After an incredible graduation ceremony, where I received the highest achievement award and had my family join me from all over the world, we were joined by 30 people who joined us for dinner at the school.
Today I was shocked to find a letter from the James Beard foundation.
I am awarded a scholarship for $3,500 and a place in their next magazine with a picture and my story.
Iam so excited..
Thank you all for your support during a hectic yet fullfilling year.
Danielle:bounce:


----------



## culinarian247 (Jan 21, 2002)

I am not as familiar with your story as most on here are. But James Beard?! WOW!!!!! :bounce:  

Congratulations.


----------



## greg (Dec 8, 1999)

Congratulations would be an understatement here. Unfortunately, it's the best I can do. I am, as you will find in many other replies to this post, so very proud of you and so very happy for you!!!


----------



## marmalady (Apr 19, 2001)

Awesome! Any thoughts on what you'll do with your scholarship? Or are you still stunned by the wonder of it all?!


----------



## elsie (Feb 17, 2001)

Congratulations! That is wonderful!


----------



## isa (Apr 4, 2000)

Wow! This is a fantastic news Danielle. Congratulations.


----------



## billyg60 (Jun 28, 2001)

Way to go!!!!

Those wine classes at the CIA shure sound tempting to me!!!


Billy


----------



## w.debord (Mar 6, 2001)

WOW!!!! SO, SO happy for you!!!! That's really fantastic!!!!


----------



## cape chef (Jul 31, 2000)

How great for you, and for the culinary world!!
I'm so proud of you Daneille.

All the power in the world to you
cc


----------



## momoreg (Mar 4, 2000)

You must feel on top of the world. I wish you the best, and hope to hear more as things progress for you. Congrats!


----------



## anneke (Jan 5, 2001)

HEY SISTER!

Way to go!!

Seems like yesterday we were both posting about going back to school after years in the workforce. Four more weeks for me and I'm atta here!

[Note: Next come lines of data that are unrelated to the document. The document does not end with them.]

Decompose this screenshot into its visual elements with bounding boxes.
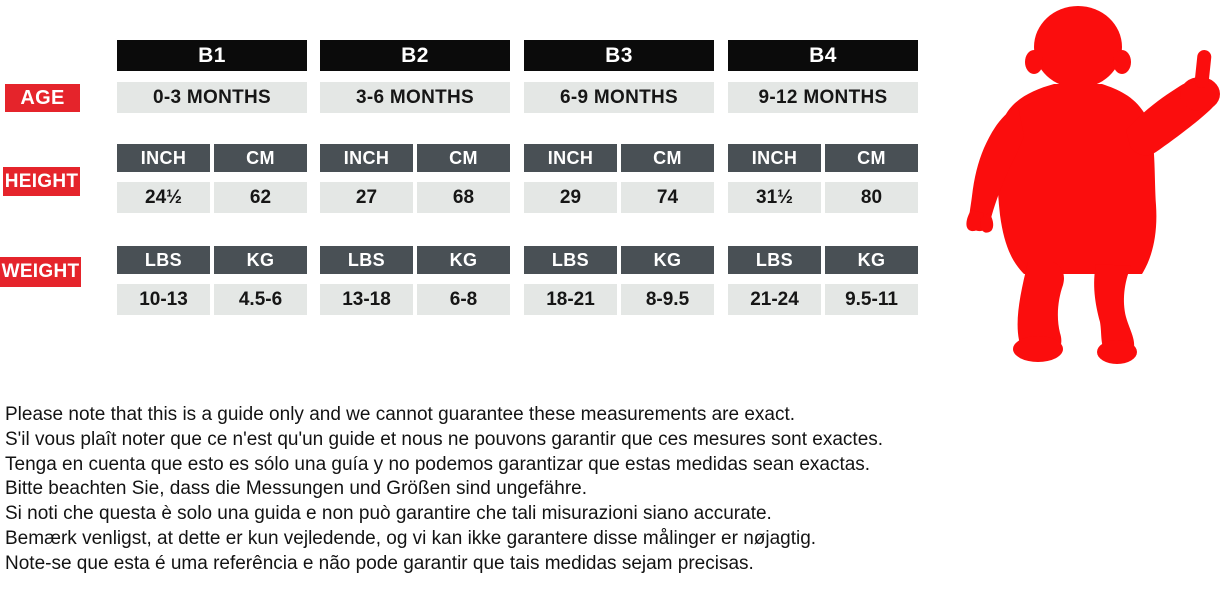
lbs-unit-header: LBS <box>320 246 413 274</box>
kg-unit-header: KG <box>621 246 714 274</box>
size-code-header: B3 <box>524 40 714 71</box>
size-column-b3: B3 6-9 MONTHS INCH CM 29 74 LBS KG 18-21… <box>524 0 714 380</box>
lbs-unit-header: LBS <box>524 246 617 274</box>
age-value: 3-6 MONTHS <box>320 82 510 113</box>
cm-unit-header: CM <box>621 144 714 172</box>
disclaimer-line-da: Bemærk venligst, at dette er kun vejlede… <box>5 527 817 549</box>
size-code-header: B2 <box>320 40 510 71</box>
age-row-label: AGE <box>5 84 80 112</box>
lbs-unit-header: LBS <box>728 246 821 274</box>
cm-unit-header: CM <box>825 144 918 172</box>
weight-kg-value: 8-9.5 <box>621 284 714 315</box>
height-inch-value: 27 <box>320 182 413 213</box>
size-code-header: B4 <box>728 40 918 71</box>
weight-kg-value: 6-8 <box>417 284 510 315</box>
disclaimer-line-it: Si noti che questa è solo una guida e no… <box>5 503 772 525</box>
kg-unit-header: KG <box>214 246 307 274</box>
size-code-header: B1 <box>117 40 307 71</box>
disclaimer-line-pt: Note-se que esta é uma referência e não … <box>5 552 754 574</box>
weight-kg-value: 9.5-11 <box>825 284 918 315</box>
height-row-label: HEIGHT <box>3 167 80 196</box>
height-inch-value: 24½ <box>117 182 210 213</box>
inch-unit-header: INCH <box>117 144 210 172</box>
cm-unit-header: CM <box>417 144 510 172</box>
disclaimer-line-es: Tenga en cuenta que esto es sólo una guí… <box>5 453 871 475</box>
weight-lbs-value: 10-13 <box>117 284 210 315</box>
height-cm-value: 68 <box>417 182 510 213</box>
height-cm-value: 80 <box>825 182 918 213</box>
age-value: 9-12 MONTHS <box>728 82 918 113</box>
inch-unit-header: INCH <box>728 144 821 172</box>
age-value: 0-3 MONTHS <box>117 82 307 113</box>
height-inch-value: 29 <box>524 182 617 213</box>
size-column-b4: B4 9-12 MONTHS INCH CM 31½ 80 LBS KG 21-… <box>728 0 918 380</box>
weight-lbs-value: 18-21 <box>524 284 617 315</box>
size-column-b2: B2 3-6 MONTHS INCH CM 27 68 LBS KG 13-18… <box>320 0 510 380</box>
inch-unit-header: INCH <box>320 144 413 172</box>
kg-unit-header: KG <box>825 246 918 274</box>
disclaimer-line-de: Bitte beachten Sie, dass die Messungen u… <box>5 478 587 500</box>
size-column-b1: B1 0-3 MONTHS INCH CM 24½ 62 LBS KG 10-1… <box>117 0 307 380</box>
disclaimer-text: Please note that this is a guide only an… <box>5 403 955 577</box>
height-cm-value: 74 <box>621 182 714 213</box>
cm-unit-header: CM <box>214 144 307 172</box>
kg-unit-header: KG <box>417 246 510 274</box>
height-inch-value: 31½ <box>728 182 821 213</box>
lbs-unit-header: LBS <box>117 246 210 274</box>
age-value: 6-9 MONTHS <box>524 82 714 113</box>
baby-thumbs-up-icon <box>966 6 1220 364</box>
disclaimer-line-fr: S'il vous plaît noter que ce n'est qu'un… <box>5 428 884 450</box>
inch-unit-header: INCH <box>524 144 617 172</box>
weight-row-label: WEIGHT <box>0 257 81 287</box>
weight-kg-value: 4.5-6 <box>214 284 307 315</box>
disclaimer-line-en: Please note that this is a guide only an… <box>5 404 796 425</box>
height-cm-value: 62 <box>214 182 307 213</box>
weight-lbs-value: 13-18 <box>320 284 413 315</box>
weight-lbs-value: 21-24 <box>728 284 821 315</box>
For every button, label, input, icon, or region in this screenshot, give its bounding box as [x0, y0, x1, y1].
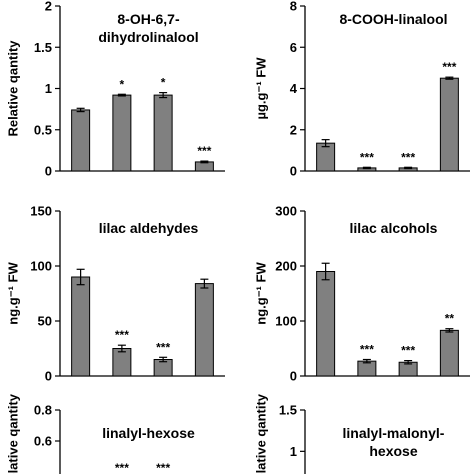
y-tick-label: 8 [290, 0, 297, 14]
y-axis-label: Relative qantity [5, 393, 20, 474]
y-tick-label: 200 [275, 259, 297, 274]
chart-title-line: dihydrolinalool [98, 29, 198, 45]
y-tick-label: 100 [275, 314, 297, 329]
y-tick-label: 50 [38, 314, 52, 329]
significance-label: * [120, 77, 125, 91]
y-tick-label: 2 [290, 122, 297, 137]
y-tick-label: 4 [290, 81, 298, 96]
bar [439, 329, 459, 377]
y-tick-label: 0 [290, 164, 297, 179]
significance-label: * [161, 76, 166, 90]
y-tick-label: 0 [45, 369, 52, 384]
chart-title-line: linalyl-hexose [102, 425, 195, 441]
significance-label: *** [442, 60, 456, 74]
y-tick-label: 1.5 [34, 40, 52, 55]
y-tick-label: 300 [275, 204, 297, 219]
y-tick-label: 1 [45, 81, 52, 96]
chart-panel-2: 0 2 4 6 8 µg.g⁻¹ FW 8-COOH-linalool *** *** *** [253, 0, 470, 179]
chart-panel-6: 1 1.5 Relative qantity linalyl-malonyl-hexo… [253, 393, 445, 474]
bar [194, 283, 214, 377]
y-axis-label: ng.g⁻¹ FW [253, 262, 268, 325]
chart-panel-3: 0 50 100 150 ng.g⁻¹ FW lilac aldehydes *** *** [5, 204, 225, 384]
significance-label: *** [197, 144, 211, 158]
y-tick-label: 0 [290, 369, 297, 384]
significance-label: *** [401, 344, 415, 358]
bar [316, 271, 336, 377]
significance-label: *** [360, 343, 374, 357]
bar [71, 109, 91, 172]
y-tick-label: 150 [30, 204, 52, 219]
significance-label: *** [401, 150, 415, 164]
bar [439, 77, 459, 172]
y-tick-label: 0.6 [34, 434, 52, 449]
y-axis-label: Relative qantity [5, 40, 20, 137]
y-axis-label: µg.g⁻¹ FW [253, 57, 268, 120]
y-tick-label: 1 [290, 444, 297, 459]
significance-label: *** [156, 340, 170, 354]
chart-title-line: lilac aldehydes [99, 220, 199, 236]
bar [112, 348, 132, 377]
significance-label: *** [360, 150, 374, 164]
significance-label: *** [115, 461, 129, 474]
y-axis-label: Relative qantity [253, 393, 268, 474]
y-tick-label: 0.5 [34, 122, 52, 137]
bar [153, 94, 173, 172]
chart-title-line: 8-OH-6,7- [117, 11, 180, 27]
bar [71, 276, 91, 377]
chart-panel-1: 0 0.5 1 1.5 2 Relative qantity 8-OH-6,7- dihydr… [5, 0, 225, 179]
y-axis-label: ng.g⁻¹ FW [5, 262, 20, 325]
bar [112, 94, 132, 172]
significance-label: *** [156, 461, 170, 474]
chart-title-line: 8-COOH-linalool [339, 11, 447, 27]
y-tick-label: 6 [290, 40, 297, 55]
chart-title-line: linalyl-malonyl- [343, 425, 445, 441]
chart-panel-5: 0.6 0.8 Relative qantity linalyl-hexose *** *… [5, 393, 195, 474]
significance-label: *** [115, 328, 129, 342]
bar [316, 142, 336, 172]
significance-label: ** [445, 312, 455, 326]
y-tick-label: 0.8 [34, 403, 52, 418]
y-tick-label: 1.5 [279, 403, 297, 418]
y-tick-label: 100 [30, 259, 52, 274]
y-tick-label: 2 [45, 0, 52, 14]
chart-title-line: hexose [369, 443, 417, 459]
y-tick-label: 0 [45, 164, 52, 179]
chart-title-line: lilac alcohols [350, 220, 438, 236]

You did good... REAL good. I hope it takes you where you want to go!

All the best,

A.


----------



## lynne (Oct 6, 2001)

Wow! Congratulations Danielle! I've enjoyed hearing your stories; trials and tribulations! 

They were most definitely worth it! Can't wait to see wait you do next!


lynne


----------



## chefteldanielle (Dec 2, 2000)

Well, Iam glad it's over.. Thank you again for being there and hearing me out when I was literally OVER IT..
Iam off to Canada, Kelowna to be exact..(Isn't there a chef in Kelowna online here?)
For winetasting, chilling out and trying to take on the bunnyslope..
Us South American swimmers don't ski well..
lol
Iam ofcourse only speaking for myself..
what is this gentleman's name again?
Anyway,,,, Thank thank you thank you
I will keep you posted on my plans..
Danielle


----------



## mezzaluna (Aug 29, 2000)

Oh, Danielle! I've got goosebumps for you! As all of us here, I have an idea how hard you've worked and hope some day to meet you and savor your cuisine. Someone had better tell me how to get a copy of that publication! 

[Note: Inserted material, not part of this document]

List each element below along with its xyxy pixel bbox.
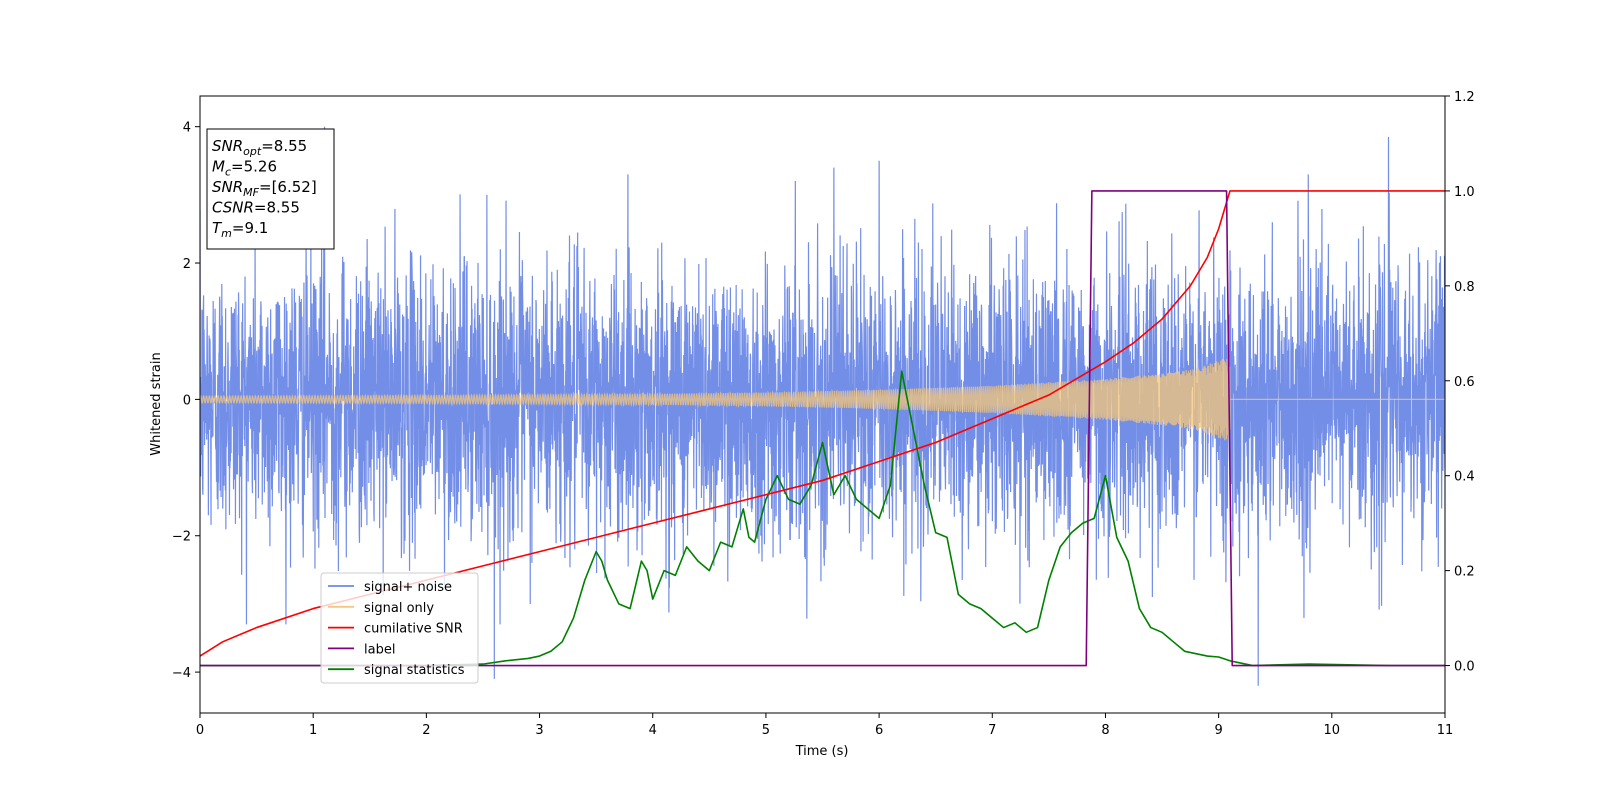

Yasher koach, Danielle: May you go from strength to strength.


----------



## yfr (Dec 26, 2001)

Hi Danielle,
as we say in hebrew Kol Hakavod all my respect to you.
I know how you feel as I also graduated with distinction or as 
they call it in french Mention Bien.
Keep the good work and be an asset to the culinary world.


----------



## chrose (Nov 20, 2000)

Well done Grasshopper. You have earned your place in the world now go forth and prosper and when you get your show on Food TV don't forget to invite us on for guest appearances.


----------